WyattERP: Showdown at the Open Source Corral?
If the Internet is the modern-day Wild, Wild West, as some pundits have contended, then it seems fitting that WyattERP should be part of the effort to bring its most stubborn participants in line with the rest of the community. At least, that’s what Leslie Russell, who hosts
www.opensource400.org (new window), is hoping for.
“We want this to be a jumping-off point for open source programmers,” Russell says. “We’re trying to standardize this whole open source movement.”
Russell is part of a team of AS/400 professionals aiming to be the first to bring a complete open source Enterprise Resource Planning system into the public domain for collaborative development. The project, dubbed WyattERP, targets the AS/400 programming community—which has so far proven resistant to the open source movement—with all the applications running on native RPG. The group is headed by James W. Kilgore, founder and sole member of Progressive Data Systems (Puyallup, Wash.) and author of the base code.
The source code will be made available through www.opensource400.org, hosted by Russell, an AS/400 programmer with Daytek Professional Bags Inc. in Springfield, Tenn. He predicted a working demo would be available this month.
According to Russell, several motivating factors are driving the WyattERP initiative. For him, one key component is the desire to demonstrate the viability of RPG as a business language. In both the user community and within IBM itself, Russell says the AS/400, and by extension RPG, has been regarded as the “red-headed step-child of IBM.” This attitude has resulted in a lack of commitment and investment for implementing fundamental changes to the AS/400 system. IBM, Russell continues, “should take a lesson from the Linux world.”
“The main problem with the 400 is that it’s this kind of old boys society,” he says. “They know how to do their jobs, and they do them very well, but when it comes around to some kind of change, they don’t know how to react to it. They prefer to reinvent the wheel every time they want to do something. In the Linux community, if they want to develop a new application, the first thing they do is they go looking to see if anybody’s already done it.”
Dave Andrews, of consulting firm D.H. Andrews Group (Cheshire, Conn.), agrees the idea of an entire open-source ERP system is intriguing, but is skeptical that such a far-reaching application initiative in the public domain is feasible. Andrews is even more skeptical, however, about the decision to construct WyattERP as an RPG-based set of applications. It would be much more practical, he explains, to undertake such a project using Java or another object-oriented language.
“Although I’m fascinated by the open source phenomenon and I know that this is a valuable effort, developing one just for the AS/400, I’d have trouble saying that was such a good idea,” Andrews says. “Frankly, I think this is a nostalgic effort by people who know and love RPG, to bring it into the future. They’re taking a new trend in the industry and they’re fighting against the tide, which is industry-standard languages. We all have a warm spot in our hearts for the language and for that time, but it’s not the technology of the future.”
In addition to its potential boost for RPG, however, Russell and his colleagues see open source in general as having the potential to drive improvements and innovation throughout the software development community.

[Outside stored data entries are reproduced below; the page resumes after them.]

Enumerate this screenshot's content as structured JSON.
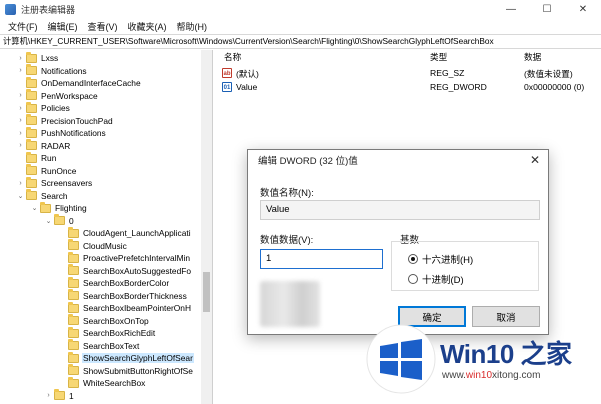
{
  "window": {
    "title": "注册表编辑器",
    "controls": [
      "—",
      "☐",
      "✕"
    ]
  },
  "menu": [
    "文件(F)",
    "编辑(E)",
    "查看(V)",
    "收藏夹(A)",
    "帮助(H)"
  ],
  "address": "计算机\\HKEY_CURRENT_USER\\Software\\Microsoft\\Windows\\CurrentVersion\\Search\\Flighting\\0\\ShowSearchGlyphLeftOfSearchBox",
  "tree": [
    {
      "label": "Lxss",
      "level": 0,
      "chev": "›"
    },
    {
      "label": "Notifications",
      "level": 0,
      "chev": "›"
    },
    {
      "label": "OnDemandInterfaceCache",
      "level": 0,
      "chev": ""
    },
    {
      "label": "PenWorkspace",
      "level": 0,
      "chev": "›"
    },
    {
      "label": "Policies",
      "level": 0,
      "chev": "›"
    },
    {
      "label": "PrecisionTouchPad",
      "level": 0,
      "chev": "›"
    },
    {
      "label": "PushNotifications",
      "level": 0,
      "chev": "›"
    },
    {
      "label": "RADAR",
      "level": 0,
      "chev": "›"
    },
    {
      "label": "Run",
      "level": 0,
      "chev": ""
    },
    {
      "label": "RunOnce",
      "level": 0,
      "chev": ""
    },
    {
      "label": "Screensavers",
      "level": 0,
      "chev": "›"
    },
    {
      "label": "Search",
      "level": 0,
      "chev": "⌄"
    },
    {
      "label": "Flighting",
      "level": 1,
      "chev": "⌄"
    },
    {
      "label": "0",
      "level": 2,
      "chev": "⌄"
    },
    {
      "label": "CloudAgent_LaunchApplicati",
      "level": 3,
      "chev": ""
    },
    {
      "label": "CloudMusic",
      "level": 3,
      "chev": ""
    },
    {
      "label": "ProactivePrefetchIntervalMin",
      "level": 3,
      "chev": ""
    },
    {
      "label": "SearchBoxAutoSuggestedFo",
      "level": 3,
      "chev": ""
    },
    {
      "label": "SearchBoxBorderColor",
      "level": 3,
      "chev": ""
    },
    {
      "label": "SearchBoxBorderThickness",
      "level": 3,
      "chev": ""
    },
    {
      "label": "SearchBoxIbeamPointerOnH",
      "level": 3,
      "chev": ""
    },
    {
      "label": "SearchBoxOnTop",
      "level": 3,
      "chev": ""
    },
    {
      "label": "SearchBoxRichEdit",
      "level": 3,
      "chev": ""
    },
    {
      "label": "SearchBoxText",
      "level": 3,
      "chev": ""
    },
    {
      "label": "ShowSearchGlyphLeftOfSear",
      "level": 3,
      "chev": "",
      "selected": true
    },
    {
      "label": "ShowSubmitButtonRightOfSe",
      "level": 3,
      "chev": ""
    },
    {
      "label": "WhiteSearchBox",
      "level": 3,
      "chev": ""
    },
    {
      "label": "1",
      "level": 2,
      "chev": "›"
    }
  ],
  "list": {
    "headers": {
      "name": "名称",
      "type": "类型",
      "data": "数据"
    },
    "rows": [
      {
        "icon": "ab",
        "name": "(默认)",
        "type": "REG_SZ",
        "data": "(数值未设置)"
      },
      {
        "icon": "01",
        "name": "Value",
        "type": "REG_DWORD",
        "data": "0x00000000 (0)"
      }
    ]
  },
  "dialog": {
    "title": "编辑 DWORD (32 位)值",
    "close": "✕",
    "name_label": "数值名称(N):",
    "name_value": "Value",
    "data_label": "数值数据(V):",
    "data_value": "1",
    "base_label": "基数",
    "hex_label": "十六进制(H)",
    "dec_label": "十进制(D)",
    "base_selected": "hex",
    "ok_label": "确定",
    "cancel_label": "取消"
  },
  "watermark": {
    "brand": "Win10 之家",
    "url_prefix": "www.",
    "url_highlight": "win10",
    "url_suffix": "xitong.com",
    "colors": {
      "blue": "#1b5fc9",
      "red": "#d92b2b"
    }
  }
}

An enterprise-level application specifically could make open-source more appealing to a broader base of users, because it has the potential to decrease cost and improve stability through competition. This could be a crucial development for the AS/400.
“It won’t happen right away, but eventually I think this kind of competition will drive software prices down,” Russell says. “If software prices for the 400 come down, I believe the AS/400 will become more attractive to smaller businesses. More people will be buying the 400. And if there are more 400s out there, I think hardware prices come down. Ultimately I think IBM and the AS/400 will benefit from this as much as anybody.”
Reduced cost or no reduced cost, Andrews says even if the WyattERP posse is able to bring its project to completion, it may still be a hard sell in the AS/400 community, a traditionally conservative group.
“An open-source ERP could be a very popular development,” he says. “Will it work in the AS/400 environment? I don’t know—the AS/400 base aren’t generally the same group driving the development of Linux.”
Russell and his fellow developers are undeterred by the suggestion that AS/400 users may not welcome open source with open arms. Either way, he believes, the WyattERP project will benefit the whole development community, by demonstrating the full potential of open source.
“Our goal is not to compete with The Big Five,” he says. “Our goal is to raise the level of expertise in the community and to prove that it can be done. And once we do that, open source applications will be falling out of the sky.”